Reputation: 1444
I'm learning Rust right now and I'm using this simple Sieve of Erathostenes implementation:
fn get_primes(known_primes: &Vec<i64>, start: i64, stop: i64) -> Vec<i64> {
let mut new_primes = Vec::new();
for number in start..stop {
let mut is_prime = true;
let limit = (number as f64).sqrt() as i64;
for prime in known_primes {
if number % prime == 0 {
is_prime = false;
break;
}
if *prime > limit {
break;
}
}
if is_prime {
new_primes.push(number);
}
}
return new_primes;
}
I'm comparing it to virtually the same code (modulo syntax) in Python (with numba), C#, and C++ (gcc/clang). All of them are about 3x faster than this implementation on my machine.
I am compiling in release mode. To be exact, I've added this to my Cargo.toml, which seems to have the same effect:
[profile.dev]
opt-level = 3
I've also checked the toolchain, there is a slight (15% or so) difference between MSVC and GNU, but nothing that would explain this gap.

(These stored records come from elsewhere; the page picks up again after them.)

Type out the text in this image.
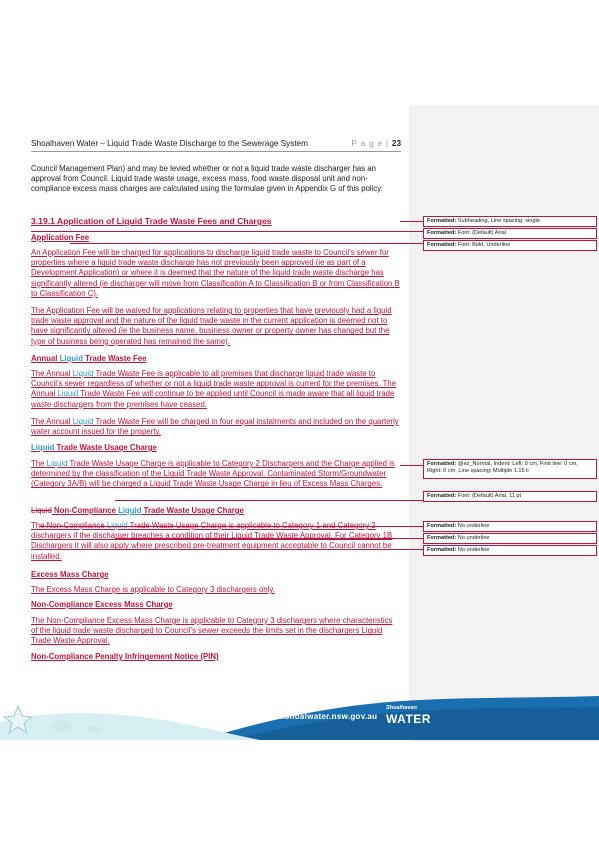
Shoalhaven Water – Liquid Trade Waste Discharge to the Sewerage System	P a g e | 23

Council Management Plan) and may be levied whether or not a liquid trade waste discharger has an approval from Council. Liquid trade waste usage, excess mass, food waste disposal unit and non-compliance excess mass charges are calculated using the formulae given in Appendix G of this policy.

3.19.1 Application of Liquid Trade Waste Fees and Charges

Application Fee

An Application Fee will be charged for applications to discharge liquid trade waste to Council’s sewer for properties where a liquid trade waste discharge has not previously been approved (ie as part of a Development Application) or where it is deemed that the nature of the liquid trade waste discharge has significantly altered (ie discharger will move from Classification A to Classification B or from Classification B to Classification C).

The Application Fee will be waived for applications relating to properties that have previously had a liquid trade waste approval and the nature of the liquid trade waste in the current application is deemed not to have significantly altered (ie the business name, business owner or property owner has changed but the type of business being operated has remained the same).

Annual Liquid Trade Waste Fee

The Annual Liquid Trade Waste Fee is applicable to all premises that discharge liquid trade waste to Council’s sewer regardless of whether or not a liquid trade waste approval is current for the premises. The Annual Liquid Trade Waste Fee will continue to be applied until Council is made aware that all liquid trade waste dischargers from the premises have ceased.

The Annual Liquid Trade Waste Fee will be charged in four equal instalments and included on the quarterly water account issued for the property.

Liquid Trade Waste Usage Charge

The Liquid Trade Waste Usage Charge is applicable to Category 2 Dischargers and the Charge applied is determined by the classification of the Liquid Trade Waste Approval. Contaminated Storm/Groundwater (Category 3A/B) will be charged a Liquid Trade Waste Usage Charge in lieu of Excess Mass Charges.

Liquid Non-Compliance Liquid Trade Waste Usage Charge

The Non-Compliance Liquid Trade Waste Usage Charge is applicable to Category 1 and Category 2 dischargers if the discharger breaches a condition of their Liquid Trade Waste Approval. For Category 1B Dischargers it will also apply where prescribed pre-treatment equipment acceptable to Council cannot be installed.

Excess Mass Charge

The Excess Mass Charge is applicable to Category 3 dischargers only.

Non-Compliance Excess Mass Charge

The Non-Compliance Excess Mass Charge is applicable to Category 3 dischargers where characteristics of the liquid trade waste discharged to Council’s sewer exceeds the limits set in the dischargers Liquid Trade Waste Approval.

Non-Compliance Penalty Infringement Notice (PIN)

Formatted: Subheading, Line spacing: single
Formatted: Font: (Default) Arial
Formatted: Font: Bold, Underline
Formatted: @ez_Normal, Indent: Left: 0 cm, First line: 0 cm, Right: 0 cm, Line spacing: Multiple 1.15 li
Formatted: Font: (Default) Arial, 11 pt
Formatted: No underline
Formatted: No underline
Formatted: No underline
www.shoalwater.nsw.gov.au
Shoalhaven
WATER
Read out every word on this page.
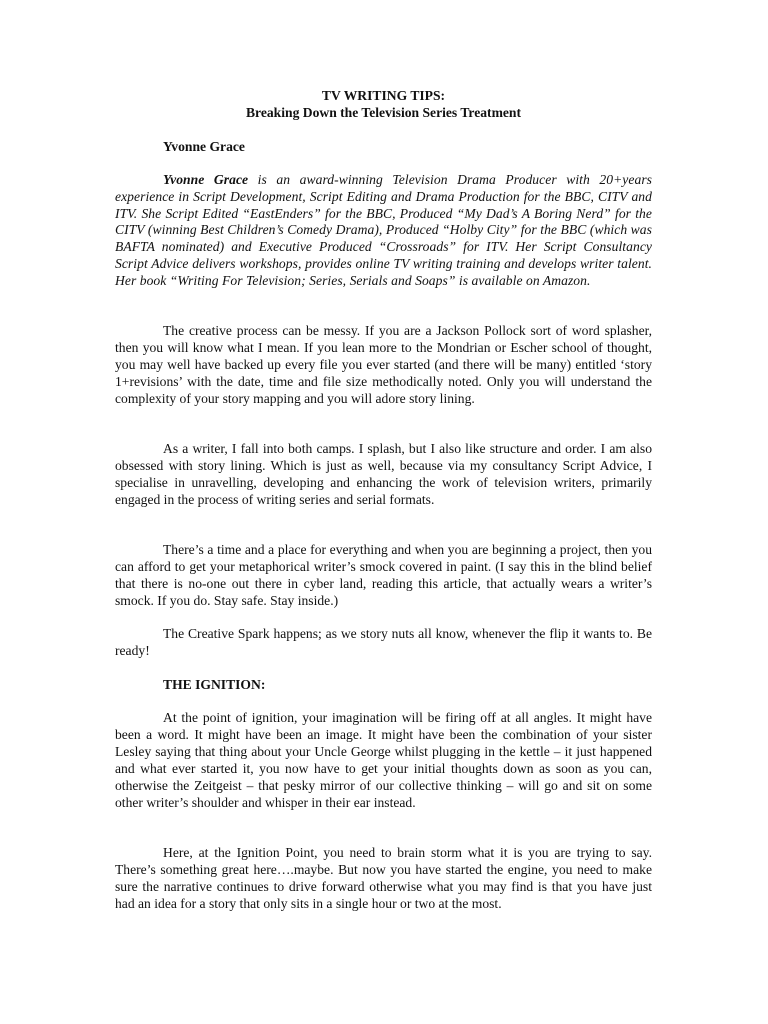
TV WRITING TIPS:

Breaking Down the Television Series Treatment

Yvonne Grace

Yvonne Grace is an award-winning Television Drama Producer with 20+years experience in Script Development, Script Editing and Drama Production for the BBC, CITV and ITV. She Script Edited “EastEnders” for the BBC, Produced “My Dad’s A Boring Nerd” for the CITV (winning Best Children’s Comedy Drama), Produced “Holby City” for the BBC (which was BAFTA nominated) and Executive Produced “Crossroads” for ITV. Her Script Consultancy Script Advice delivers workshops, provides online TV writing training and develops writer talent. Her book “Writing For Television; Series, Serials and Soaps” is available on Amazon.

The creative process can be messy. If you are a Jackson Pollock sort of word splasher, then you will know what I mean. If you lean more to the Mondrian or Escher school of thought, you may well have backed up every file you ever started (and there will be many) entitled ‘story 1+revisions’ with the date, time and file size methodically noted. Only you will understand the complexity of your story mapping and you will adore story lining.

As a writer, I fall into both camps. I splash, but I also like structure and order. I am also obsessed with story lining. Which is just as well, because via my consultancy Script Advice, I specialise in unravelling, developing and enhancing the work of television writers, primarily engaged in the process of writing series and serial formats.

There’s a time and a place for everything and when you are beginning a project, then you can afford to get your metaphorical writer’s smock covered in paint. (I say this in the blind belief that there is no-one out there in cyber land, reading this article, that actually wears a writer’s smock. If you do. Stay safe. Stay inside.)

The Creative Spark happens; as we story nuts all know, whenever the flip it wants to. Be ready!

THE IGNITION:

At the point of ignition, your imagination will be firing off at all angles. It might have been a word. It might have been an image. It might have been the combination of your sister Lesley saying that thing about your Uncle George whilst plugging in the kettle – it just happened and what ever started it, you now have to get your initial thoughts down as soon as you can, otherwise the Zeitgeist – that pesky mirror of our collective thinking – will go and sit on some other writer’s shoulder and whisper in their ear instead.

Here, at the Ignition Point, you need to brain storm what it is you are trying to say. There’s something great here….maybe. But now you have started the engine, you need to make sure the narrative continues to drive forward otherwise what you may find is that you have just had an idea for a story that only sits in a single hour or two at the most.
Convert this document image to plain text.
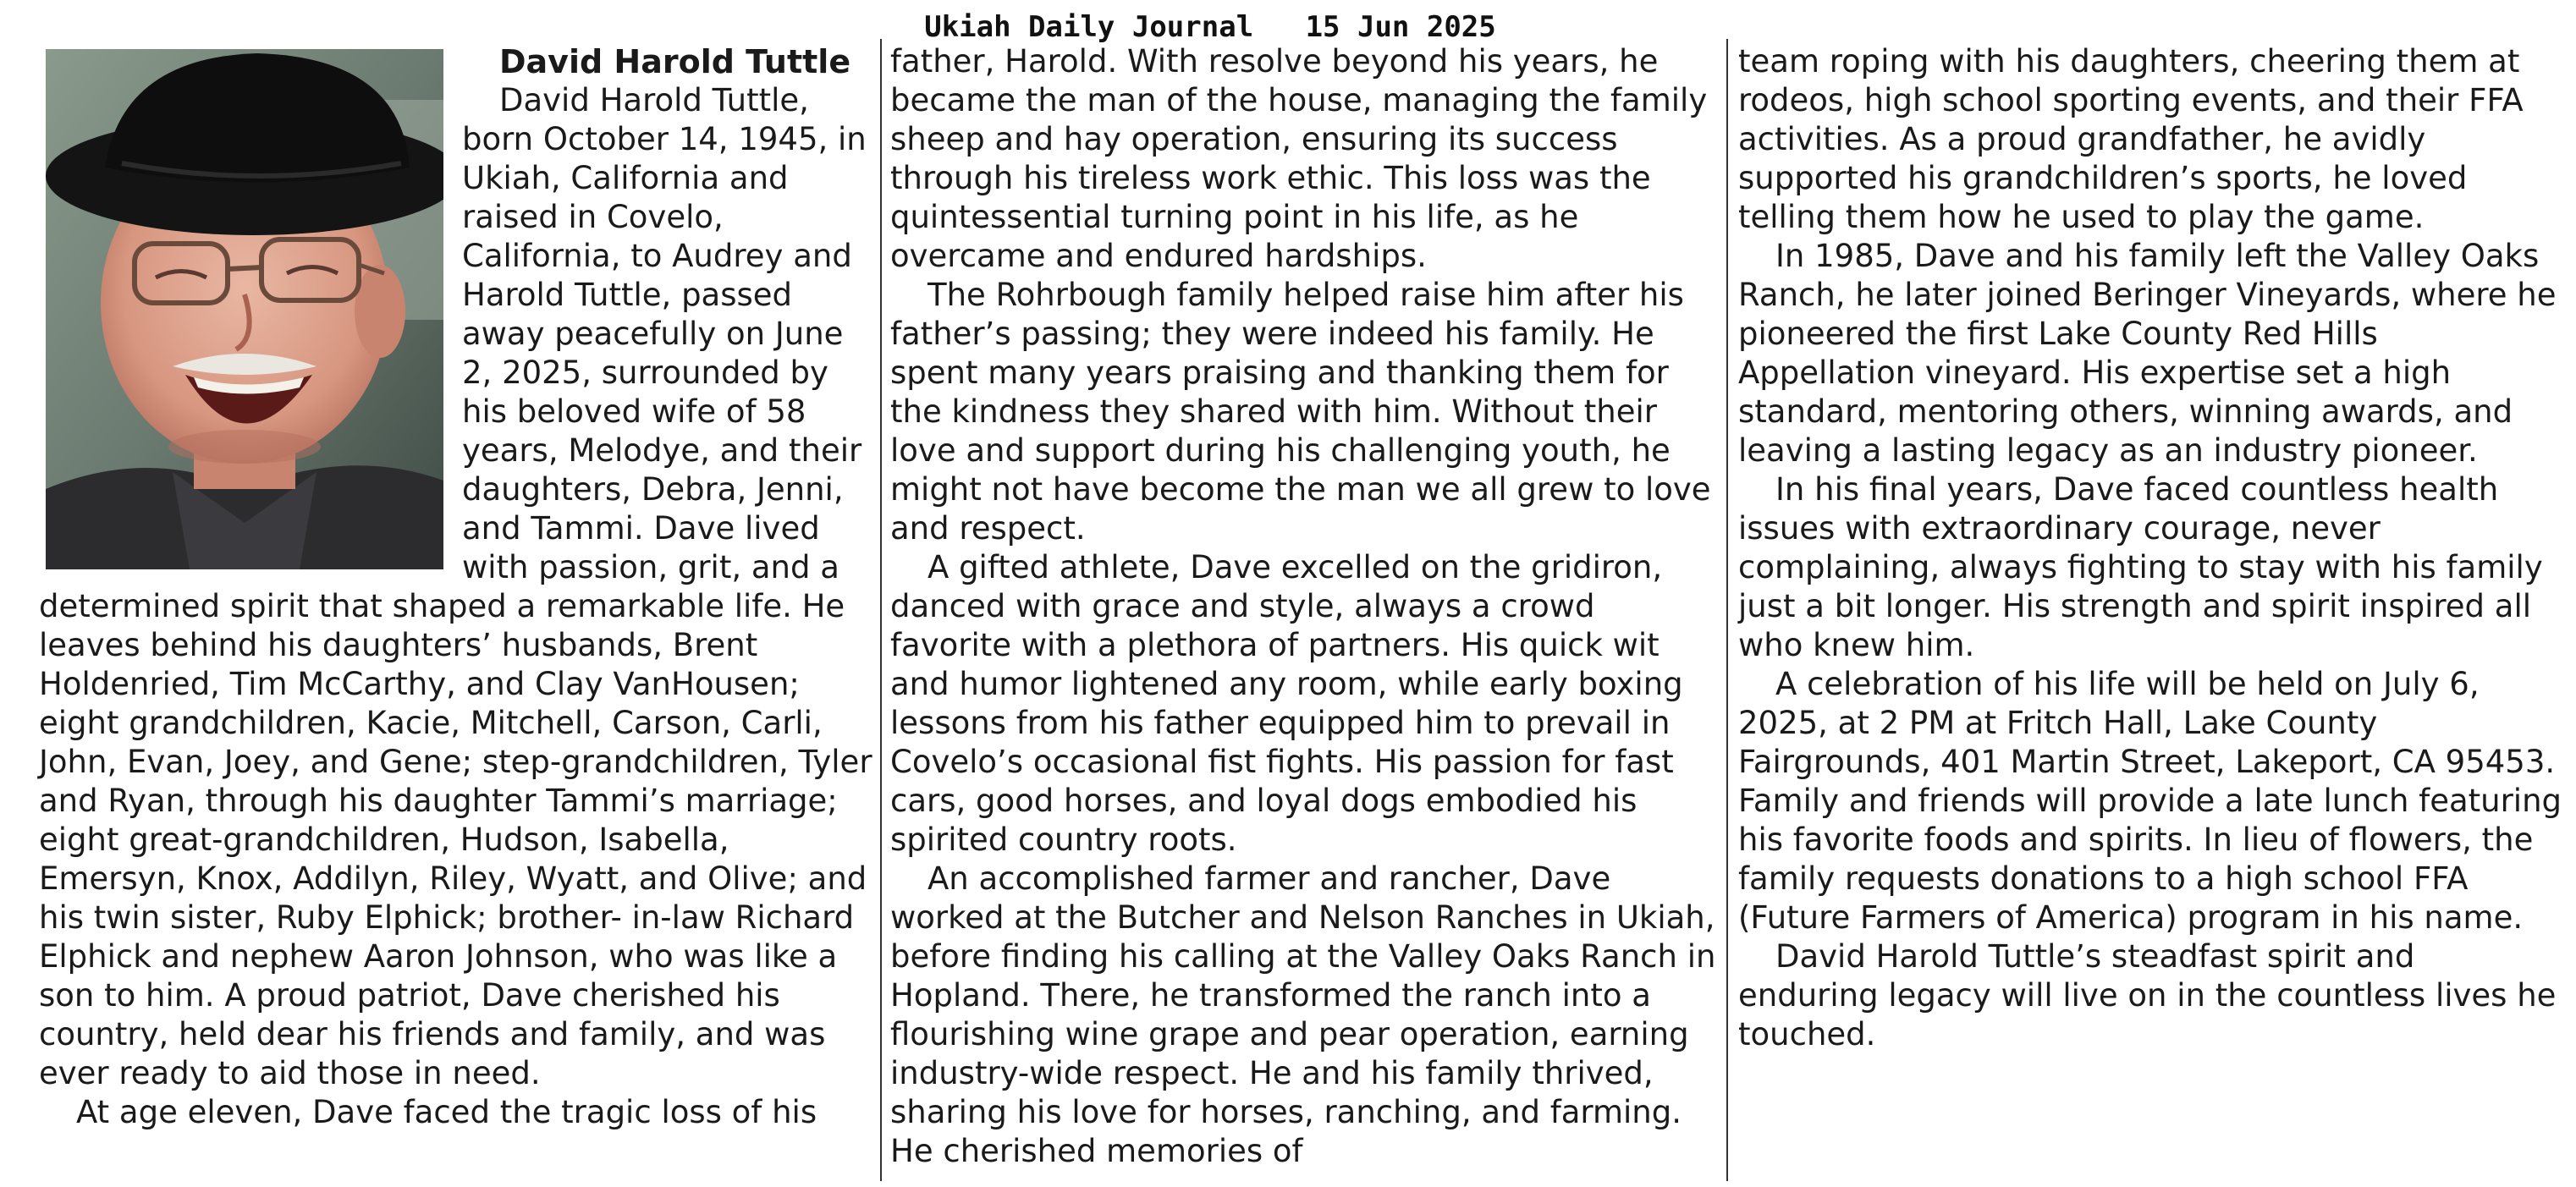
Ukiah Daily Journal   15 Jun 2025

David Harold Tuttle

David Harold Tuttle, born October 14, 1945, in Ukiah, California and raised in Covelo, California, to Audrey and Harold Tuttle, passed away peacefully on June 2, 2025, surrounded by his beloved wife of 58 years, Melodye, and their daughters, Debra, Jenni, and Tammi. Dave lived with passion, grit, and a determined spirit that shaped a remarkable life. He leaves behind his daughters’ husbands, Brent Holdenried, Tim McCarthy, and Clay VanHousen; eight grandchildren, Kacie, Mitchell, Carson, Carli, John, Evan, Joey, and Gene; step-grandchildren, Tyler and Ryan, through his daughter Tammi’s marriage; eight great-grandchildren, Hudson, Isabella, Emersyn, Knox, Addilyn, Riley, Wyatt, and Olive; and his twin sister, Ruby Elphick; brother- in-law Richard Elphick and nephew Aaron Johnson, who was like a son to him. A proud patriot, Dave cherished his country, held dear his friends and family, and was ever ready to aid those in need.

At age eleven, Dave faced the tragic loss of his

father, Harold. With resolve beyond his years, he became the man of the house, managing the family sheep and hay operation, ensuring its success through his tireless work ethic. This loss was the quintessential turning point in his life, as he overcame and endured hardships.

The Rohrbough family helped raise him after his father’s passing; they were indeed his family. He spent many years praising and thanking them for the kindness they shared with him. Without their love and support during his challenging youth, he might not have become the man we all grew to love and respect.

A gifted athlete, Dave excelled on the gridiron, danced with grace and style, always a crowd favorite with a plethora of partners. His quick wit and humor lightened any room, while early boxing lessons from his father equipped him to prevail in Covelo’s occasional fist fights. His passion for fast cars, good horses, and loyal dogs embodied his spirited country roots.

An accomplished farmer and rancher, Dave worked at the Butcher and Nelson Ranches in Ukiah, before finding his calling at the Valley Oaks Ranch in Hopland. There, he transformed the ranch into a flourishing wine grape and pear operation, earning industry-wide respect. He and his family thrived, sharing his love for horses, ranching, and farming. He cherished memories of

team roping with his daughters, cheering them at rodeos, high school sporting events, and their FFA activities. As a proud grandfather, he avidly supported his grandchildren’s sports, he loved telling them how he used to play the game.

In 1985, Dave and his family left the Valley Oaks Ranch, he later joined Beringer Vineyards, where he pioneered the first Lake County Red Hills Appellation vineyard. His expertise set a high standard, mentoring others, winning awards, and leaving a lasting legacy as an industry pioneer.

In his final years, Dave faced countless health issues with extraordinary courage, never complaining, always fighting to stay with his family just a bit longer. His strength and spirit inspired all who knew him.

A celebration of his life will be held on July 6, 2025, at 2 PM at Fritch Hall, Lake County Fairgrounds, 401 Martin Street, Lakeport, CA 95453. Family and friends will provide a late lunch featuring his favorite foods and spirits. In lieu of flowers, the family requests donations to a high school FFA (Future Farmers of America) program in his name.

David Harold Tuttle’s steadfast spirit and enduring legacy will live on in the countless lives he touched.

Am I getting something wrong here? Am I making a copy somewhere?
Is this code equivalent to the following C++ code?
vector<int> getPrimes(vector<int> &knownPrimes, int start, int stop) {
vector<int> newPrimes;
for (int number = start; number < stop; number += 1) {
bool isPrime = true;
int limit = (int)sqrt(number);
for (auto& prime : knownPrimes) {
if (number % prime == 0) {
isPrime = false;
break;
}
if (prime > limit)
break;
}
if (isPrime) {
newPrimes.push_back(number);
}
}
return newPrimes;
}
Upvotes: 2
Views: 679
Reputation: 10784
The size of a C++ int
depends on target architecture, compiler options etc.. In the Rust code, you explicitly state a 64-bit integer. You may be comparing code using different underlying type sizes.